Kalp krizine yakalanma oranının daha yüksek olmasının yanısıra erkekler, daha erken yaşlarda kalp problemleri yaşayabiliyor. Özellikle basit bir fiziksel aktivitede bile nefes almakta güçlük çeken; göğüs ağrısı, kalp sıkışması, sebepsiz baş dönmesi yaşayan erkekler düzenli olarak check-up yaptırmalı.
Kalp, kaslardan oluşur ve kasların düzgün çalışması için düzenli egzersiz gerekir. Bütün vücut için geçerli olduğu gibi kalp ve damar sağlığı için de düzenli spor ve aktif bir yaşam sürmek şart.
Yapılan araştırmalara ve istatistiklere göre, yaş büyüdükçe kalp krizi riski de artıyor. Ölümcül kalp krizlerinin %65'i 65 yaş ve üzeri kişilerde görülüyor. Kalp hastalıkları, erkeklerde 45 yaşından itibaren sık görülmeye başlarken kadınlarda 55 yaşından itibaren görülüyor.
Sigara içenlerde kalp hastalıklarına yakalanma riski içmeyenlere göre %50 daha fazla. Sigara, kalp damarlarında aterom adı verilen yağlı bir maddenin oluşmasına neden oluyor ve bu da atardamarlarda daralmayla sonuçlanıyor. Sigara tüketimi kanser, anjin, inme ve kalp krizi riskini artırıyor.
Şeker hastalarının kalp hastalıklarına yakalanma riski çok yüksek. Şeker hastalarının üçte biri kalp ve kan hastalıklarından yaşamını yitiriyor. Tip 2 diyabet hastaları en büyük risk grubunu oluşturuyor. Kan şekeriniz ne kadar yüksek ise risk o kadar artıyor.
Yüksek kolesterol, damar tıkanıklığına yol açıyor. Bu da kalbe giden damarları daraltarak kalbin performansını düşürüyor. Kırmızı et, peynir, kabuklu deniz ürünleri, fast food gibi yiyeceklerde bulunan lipoprotein tüketimini minimuma indirerek kolesterole bağlı kalp krizi riskini azaltabilirsiniz.
Obezite ya da diğer kiloya bağlı hastalıklar kalp hastalıkları riskini arttırıyor.
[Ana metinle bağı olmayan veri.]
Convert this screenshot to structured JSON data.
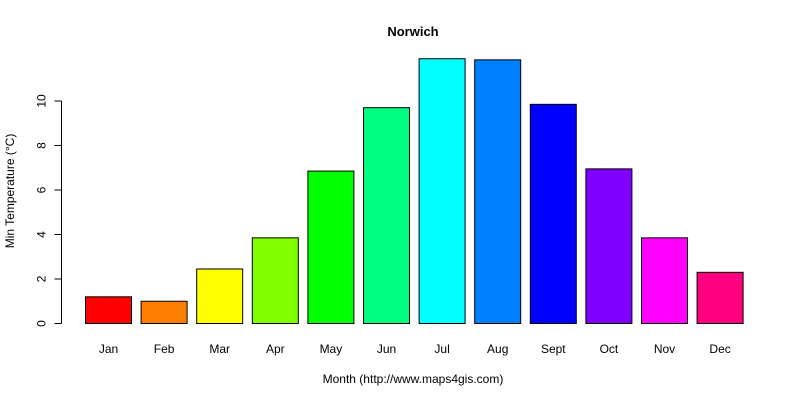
{
  "chart_data": {
    "type": "bar",
    "title": "Norwich",
    "xlabel": "Month (http://www.maps4gis.com)",
    "ylabel": "Min Temperature (°C)",
    "categories": [
      "Jan",
      "Feb",
      "Mar",
      "Apr",
      "May",
      "Jun",
      "Jul",
      "Aug",
      "Sept",
      "Oct",
      "Nov",
      "Dec"
    ],
    "values": [
      1.2,
      1.0,
      2.45,
      3.85,
      6.85,
      9.7,
      11.9,
      11.85,
      9.85,
      6.95,
      3.85,
      2.3
    ],
    "colors": [
      "#FF0000",
      "#FF8000",
      "#FFFF00",
      "#80FF00",
      "#00FF00",
      "#00FF80",
      "#00FFFF",
      "#0080FF",
      "#0000FF",
      "#8000FF",
      "#FF00FF",
      "#FF0080"
    ],
    "yticks": [
      "0",
      "2",
      "4",
      "6",
      "8",
      "10"
    ],
    "ylim": [
      0,
      12
    ],
    "grid": false,
    "legend": "none"
  }
}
Vücut kitlesi, insan kalbinin kaldırabileceği seviyenin üzerine çıktığında kalp performansı düşebiliyor. Fazla kilo aynı zamanda yüksek tansiyona yol açarak kalbe oksijen akışını etkileyebiliyor.
Yüksek tansiyon, kolesterol gibi başka faktörlerle birleştiğinde kalp krizi riski yedi kat artıyor. Bu nedenle bütün risk faktörlerini kontrol altında tutmak, kalp hastalıklarını önlemek için hayati önem taşıyor.